Microbial Production of Lutein

Escherichia coli was metabolically engineered to produce lutein with high productivity. This is important as lutein is used to protect the eyes from oxidative damage caused by radiation and reduces the risk of macular degeneration and cataracts.

Article | Spring 2023

Lutein is classified as a xanthophyll chemical that is abundant in egg yolk, fruits, and vegetables. It protects the eyes from oxidative damage caused by radiation and reduces the risk of eye diseases including macular degeneration and cataracts. Commercialized products featuring lutein are derived from the extracts of the marigold flower, which is known to harbor abundant amounts of lutein. However, the drawback of lutein production from nature is that it takes a long time to grow and harvest marigold flowers. Furthermore, it requires additional physical and chemical-based extractions with a low yield, which makes it economically unfeasible in terms of productivity. The quality of lutein, the high cost, and the low yield of these bioprocesses have made it difficult to readily meet the demand for lutein.

These challenges inspired the metabolic engineers at KAIST, including researchers Dr. Seon Young Park, Ph.D. Candidate Hyunmin Eun, and Distinguished Professor Sang Yup Lee from the Department of Chemical and Biomolecular Engineering. The team’s study entitled “Metabolic engineering of Escherichia coli with electron channeling for the production of natural products” was published in Nature Catalysis on August 4^th, 2022.

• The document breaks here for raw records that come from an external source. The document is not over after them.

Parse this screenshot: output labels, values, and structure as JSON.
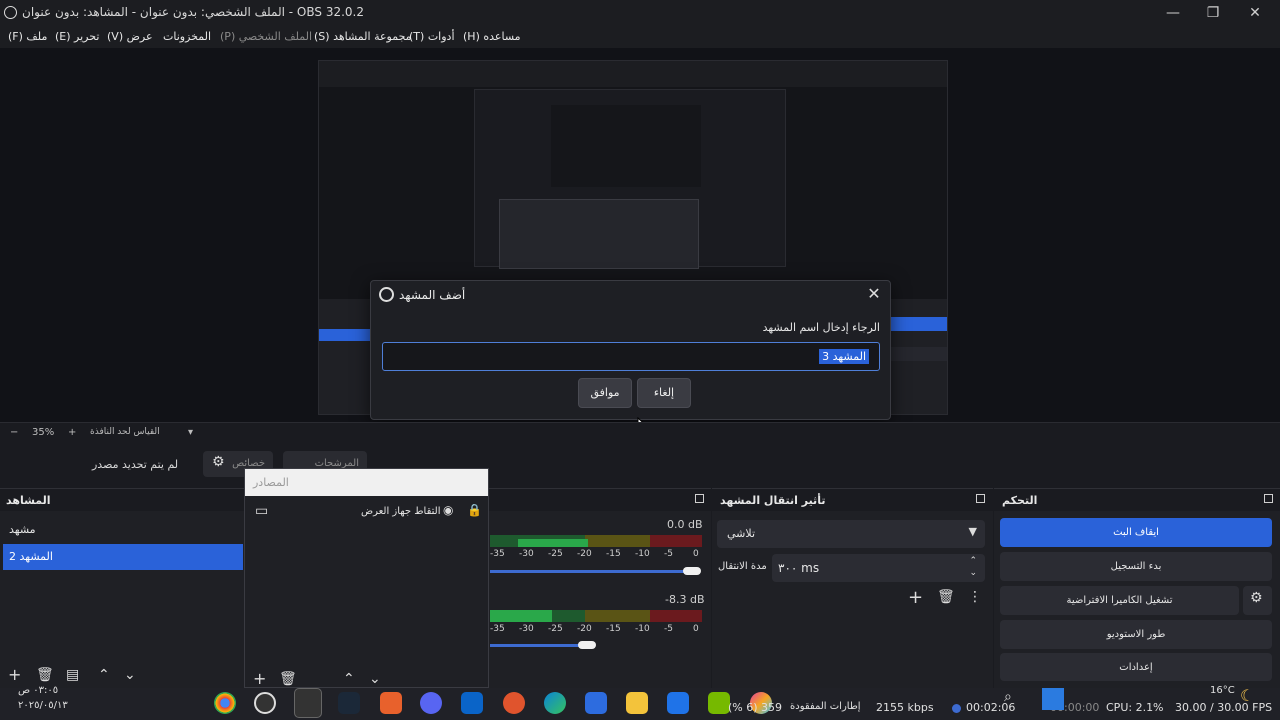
{
  "window": {
    "title": "OBS 32.0.2 - الملف الشخصي: بدون عنوان - المشاهد: بدون عنوان",
    "minimize": "—",
    "maximize": "❐",
    "close": "✕"
  },
  "menu": [
    {
      "label": "ملف (F)"
    },
    {
      "label": "تحرير (E)"
    },
    {
      "label": "عرض (V)"
    },
    {
      "label": "المخزونات"
    },
    {
      "label": "الملف الشخصي (P)"
    },
    {
      "label": "مجموعة المشاهد (S)"
    },
    {
      "label": "أدوات (T)"
    },
    {
      "label": "مساعده (H)"
    }
  ],
  "dialog": {
    "title": "أضف المشهد",
    "prompt": "الرجاء إدخال اسم المشهد",
    "input_value": "المشهد 3",
    "ok_label": "موافق",
    "cancel_label": "إلغاء",
    "close": "✕"
  },
  "zoom": {
    "value": "35%",
    "minus": "−",
    "plus": "+",
    "fit_label": "القياس لحد النافذة"
  },
  "source_toolbar": {
    "no_source": "لم يتم تحديد مصدر",
    "properties": "خصائص",
    "filters": "المرشحات"
  },
  "scenes": {
    "title": "المشاهد",
    "items": [
      "مشهد",
      "المشهد 2"
    ],
    "selected_index": 1
  },
  "sources": {
    "title": "المصادر",
    "items": [
      {
        "label": "التقاط جهاز العرض"
      }
    ]
  },
  "mixer": {
    "channels": [
      {
        "db": "0.0 dB",
        "level": 0.35
      },
      {
        "db": "-8.3 dB",
        "level": 0.3
      }
    ],
    "ticks": [
      "-35",
      "-30",
      "-25",
      "-20",
      "-15",
      "-10",
      "-5",
      "0"
    ]
  },
  "transitions": {
    "title": "تأثير انتقال المشهد",
    "selected": "تلاشي",
    "duration_label": "مدة الانتقال",
    "duration_value": "٣٠٠ ms"
  },
  "controls": {
    "title": "التحكم",
    "buttons": [
      "ايقاف البث",
      "بدء التسجيل",
      "تشغيل الكاميرا الافتراضية",
      "طور الاستوديو",
      "إعدادات"
    ]
  },
  "status": {
    "time1": "٠٣:٠٥ ص",
    "date": "٢٠٢٥/٠٥/١٣",
    "bitrate": "2155 kbps",
    "stream_time": "00:02:06",
    "rec_time": "00:00:00",
    "cpu": "CPU: 2.1%",
    "fps": "30.00 / 30.00 FPS",
    "weather": "16°C",
    "dropped": "(% 6) 359",
    "dropped_label": "إطارات المفقودة"
  },
  "colors": {
    "accent": "#2a62d9",
    "meter_green": "#2aa84a",
    "meter_yellow": "#b7a21e",
    "meter_red": "#a1262b"
  }
}
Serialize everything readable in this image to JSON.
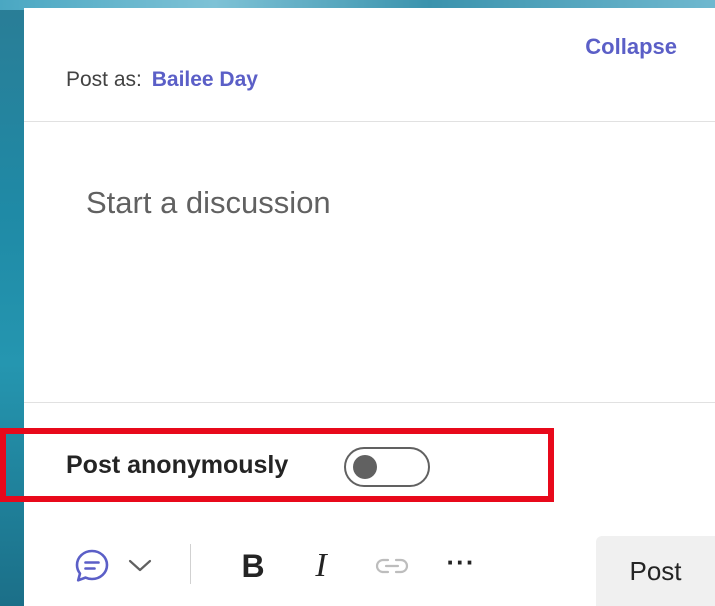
{
  "header": {
    "collapse_label": "Collapse",
    "post_as_label": "Post as:",
    "post_as_name": "Bailee Day"
  },
  "editor": {
    "placeholder": "Start a discussion",
    "value": ""
  },
  "anonymous": {
    "label": "Post anonymously",
    "enabled": false
  },
  "toolbar": {
    "post_type_icon": "chat-bubble-icon",
    "dropdown_icon": "chevron-down-icon",
    "bold_label": "B",
    "italic_label": "I",
    "link_icon": "link-icon",
    "more_label": "···",
    "post_label": "Post"
  },
  "colors": {
    "accent": "#5b5fc7",
    "highlight": "#e8091b",
    "toggle_off": "#616161"
  }
}
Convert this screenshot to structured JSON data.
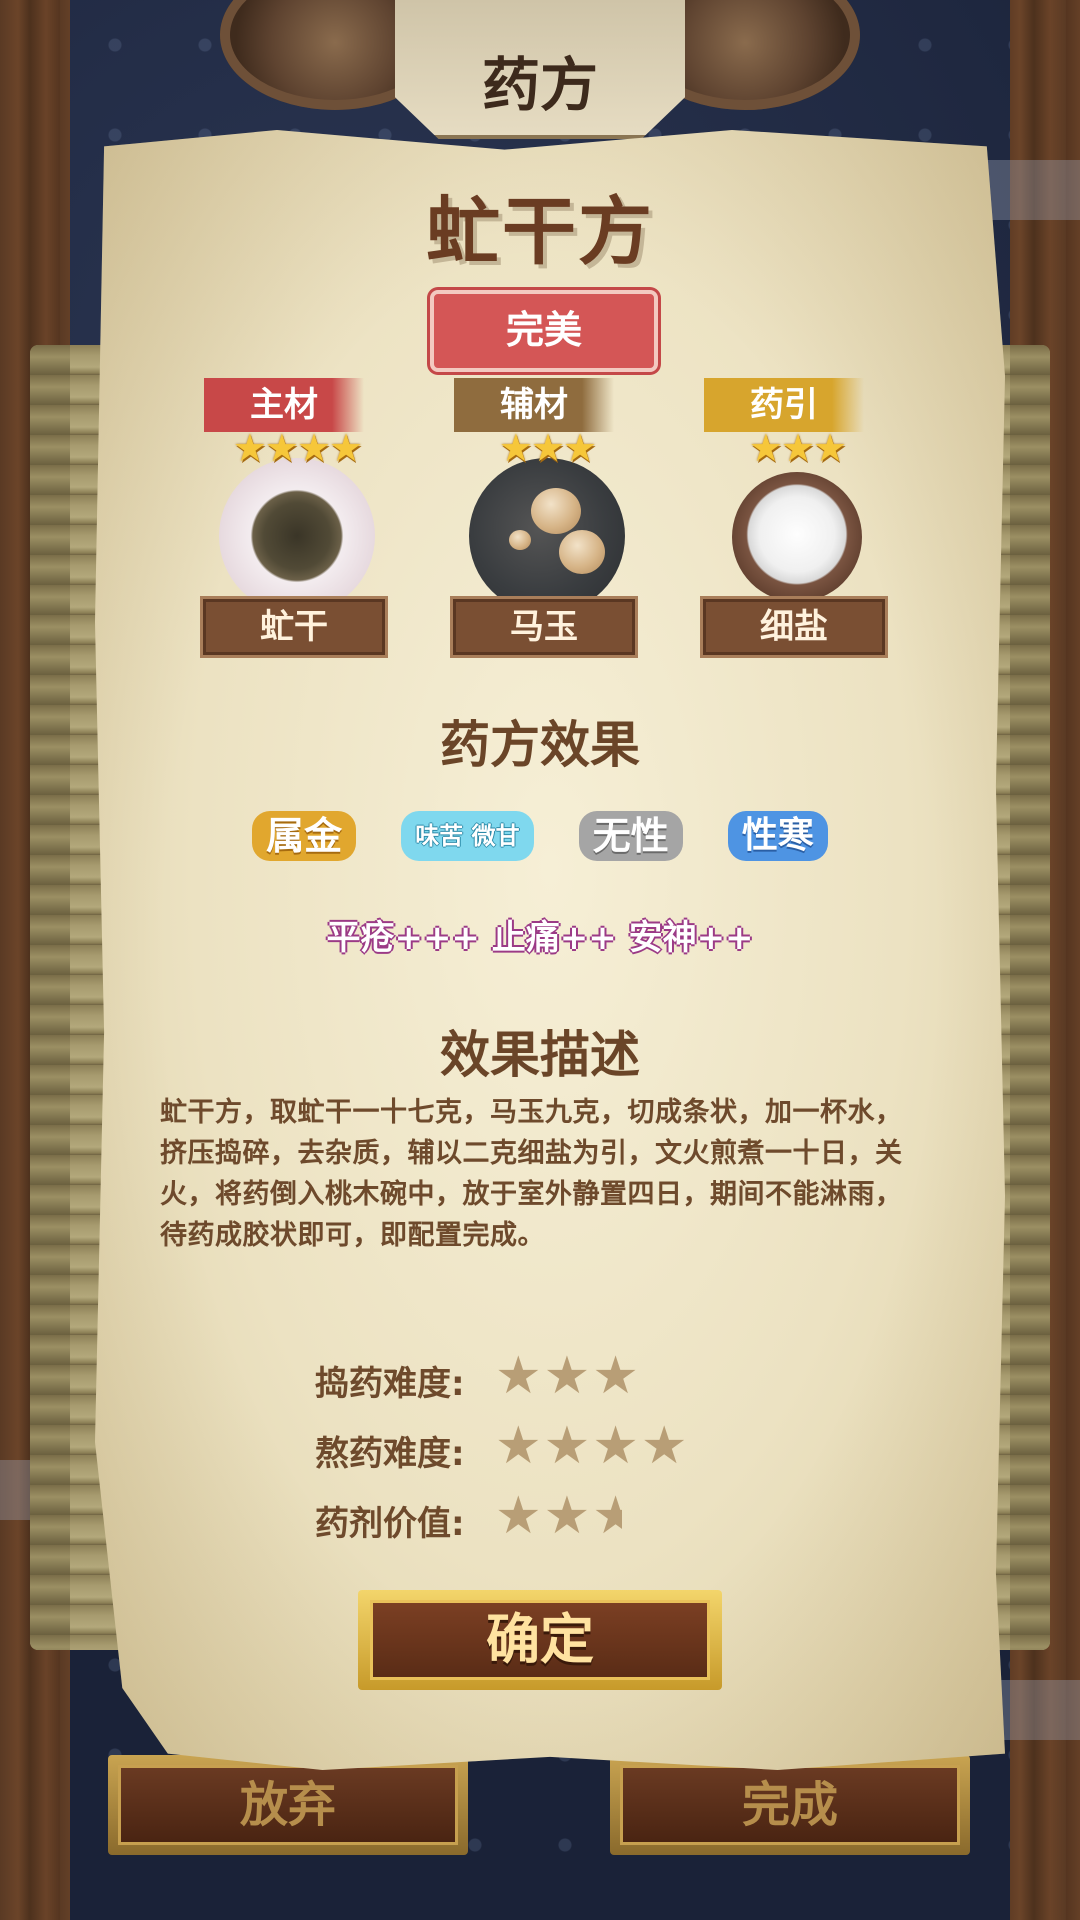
{
  "header": {
    "title": "药方"
  },
  "recipe": {
    "name": "虻干方",
    "quality": "完美"
  },
  "ingredients": [
    {
      "role": "主材",
      "name": "虻干",
      "stars": "★★★★",
      "role_color": "#c84848"
    },
    {
      "role": "辅材",
      "name": "马玉",
      "stars": "★★★",
      "role_color": "#8f6c3e"
    },
    {
      "role": "药引",
      "name": "细盐",
      "stars": "★★★",
      "role_color": "#d7a52d"
    }
  ],
  "effect_section": {
    "title": "药方效果",
    "tags": [
      "属金",
      "味苦 微甘",
      "无性",
      "性寒"
    ],
    "effects": "平疮+++ 止痛++ 安神++"
  },
  "description_section": {
    "title": "效果描述",
    "text": "虻干方，取虻干一十七克，马玉九克，切成条状，加一杯水，挤压捣碎，去杂质，辅以二克细盐为引，文火煎煮一十日，关火，将药倒入桃木碗中，放于室外静置四日，期间不能淋雨，待药成胶状即可，即配置完成。"
  },
  "ratings": [
    {
      "label": "捣药难度:",
      "value": 3,
      "max": 5
    },
    {
      "label": "熬药难度:",
      "value": 4,
      "max": 5
    },
    {
      "label": "药剂价值:",
      "value": 2.5,
      "max": 5
    }
  ],
  "buttons": {
    "confirm": "确定",
    "abandon": "放弃",
    "complete": "完成"
  },
  "colors": {
    "star_gold": "#f6c73a",
    "rating_star": "#b89e76",
    "effect_outline": "#9b3a86"
  }
}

This study details the ability to produce lutein from E. coli with a high yield using a cheap carbon source, glycerol, via systems metabolic engineering. The research group focused on solving the bottlenecks of the biosynthetic pathway for lutein production constructed within an individual cell. Initially, using systems metabolic engineering, which is an integrated technology to engineer the metabolism of a microorganism, lutein was produced when the lutein biosynthesis pathway was introduced, albeit in very small amounts.

To improve the productivity of lutein production, the bottleneck enzymes within the metabolic pathway were first identified. It was revealed that metabolic reactions that involve a promiscuous enzyme, an enzyme that is involved in two or more metabolic reactions, and electron-requiring cytochrome P450 enzymes are the main bottleneck steps of the pathway inhibiting lutein biosynthesis.

To overcome these challenges, substrate channeling, a strategy to artificially recruit enzymes in physical proximity within the cell in order to increase the local concentrations of substrates that can be converted into products, was employed. Using this strategy helped to channel more metabolic flux towards the target chemical while reducing the formation of unwanted byproducts as shown in Figure 1.

 

Dr. Seon Young Park stated “It is expected that this microbial cell factory-based production of lutein will be able to replace the current plant extraction-based process.” She explained that another important point of the research is that integrated metabolic engineering strategies developed from this study can be generally applied to make production process efficient of other natural products that may be useful in pharmaceuticals or nutraceuticals.

“As maintaining good health in an aging society is becoming increasingly important, we expect that the technology and strategies developed here will play pivotal roles in producing other valuable natural products of medical or nutritional importance,” explained Distinguished Professor Sang Yup Lee.